The LLP-Co method learns visual patterns and automatically clusters large volumes of data, with applications in identifying deforested areas and characteristics of plant biodiversity in forest regions
Applying satellite imagery and artificial intelligence to determine deforestation levels and details of the Amazon Rainforest’s biodiversity—this ambitious project is being developed by Professor Dário Oliveira from the School of Applied Mathematics at Fundação Getulio Vargas (FGV EMAp) and his students. The research employs a methodology developed by Oliveira during his stay at the University of Wisconsin-Madison (USA), which was awarded at the VIII FGV Research and Innovation Symposium. This methodology enables the automatic classification of agricultural crops using a machine learning system that relies on satellite imagery for mapping.
At the core of this approach is the Learning from Label Proportions with Prototypical Contrastive Clustering (LLP-Co) tool, which organizes large datasets captured by drones and satellites. These devices can fly over the rainforest and collect large-scale data, even in areas with dense vegetation cover. The system processes, labels, and classifies this data autonomously, learning through researcher supervision and validation.
LLP-Co can "learn" which types of crops appear in each section of the image—even without detailed instructions on which section corresponds to which crop. | Source: Reproduction/ La Rosa; Oliveira; Ghamisi, 2022.
How does the model work?
LLP-Co recognizes patterns by considering various characteristics, such as colors and historical data from the observed region. It employs prototype-based contrastive learning, where images are processed and divided into "bags"—sets of small pixel blocks—that are then grouped into clusters (collections of elements sharing similar characteristics) without the need for individual sample labeling.
According to the research, the LLP-Co method has outperformed traditional unsupervised learning approaches, such as Swapping Assignments Between Views (SwAV). Remote sensing image classification is a time-consuming and labor-intensive task, but systems like LLP-Co significantly reduce the need for human effort in this process.
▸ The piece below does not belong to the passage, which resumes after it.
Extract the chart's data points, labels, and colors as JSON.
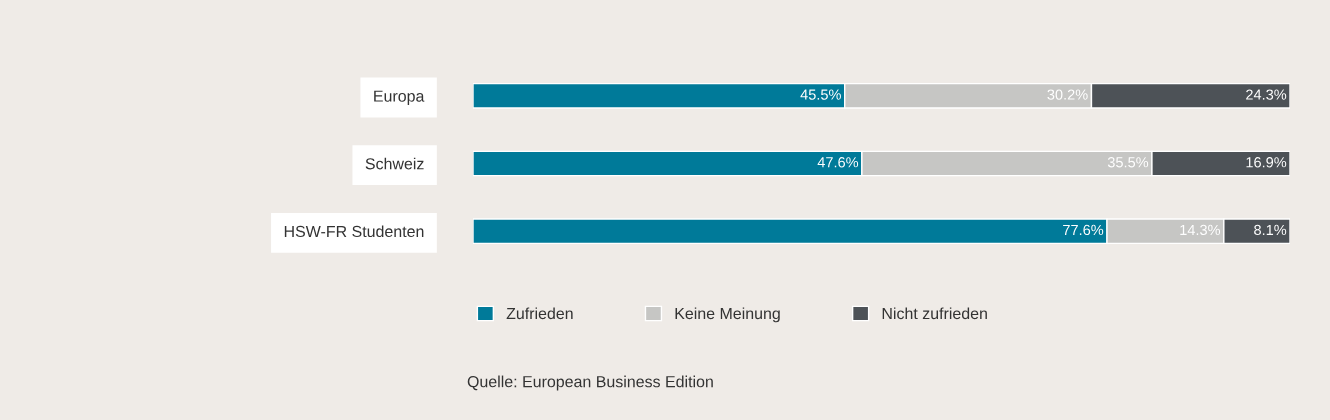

With the help of drones, researchers can capture images and classify them using the LLP-Co system. | Photo: Envato
The system's applications in forest monitoring enable greater accuracy in tracking deforestation progress, allowing for more effective public policy management. Additionally, the identification and classification of plant species can reveal surprising details about local biodiversity, opening new avenues for research focused on environmental conservation.
Versatility of applications
Professor Dário Oliveira’s research is at the forefront of Data Science. Through international collaborations, his work spans multiple disciplines and has been published in highly respected scientific journals. In the Social Sciences field, Oliveira contributed to a study that explored the relationship between socioeconomic indicators using satellite imagery processed by artificial intelligence. The findings enable applications in urban planning, social inequality monitoring, and the development of more effective public policies to support community growth.
Another study examines the connection between urban expansion and land surface temperature (LST) increase. Using LST time series extracted from satellite images, the researchers applied clustering methods to identify spatiotemporal patterns in three cities: Kolkata (India), São Paulo (Brazil), and Munich (Germany). The results revealed that urban growth significantly contributes to rising LST, particularly in recently urbanized peripheral areas. Additionally, the study showed that the migration of the LST center of mass over time reflects the direction of urban expansion.
Application of how deep learning models can predict socioeconomic outcomes related to local environmental conditions | Photo: Reproduction/ Obadic et al., 2024.
Dário Oliveira also contributed to research that proposed a new method for improving the synthesis of extreme climate data using variational autoencoders (VAEs). The VAEs were trained to recognize climate patterns from historical precipitation data, enabling the prediction or generation of new climate scenarios. The results indicate that this technique can enhance climate forecasting models and environmental risk analysis. This approach also helped correct biases in traditional models, ensuring that rare events were neither underestimated nor overlooked. The methodology has potential applications beyond climate studies, including natural disaster prediction, climate monitoring, and urban planning.
The work of Professor Dário Oliveira and his team at FGV EMAp marks a significant advancement in artificial intelligence and remote sensing techniques for complex data analysis. The versatility of this method allows its application across multiple fields, broadening the use of geospatial data to better understand urban, climate, and socioeconomic phenomena.
Through these innovations, FGV EMAp plays a key role in bridging data science and sustainability, offering groundbreaking solutions for environmental monitoring and strategic decision-making in natural resource management.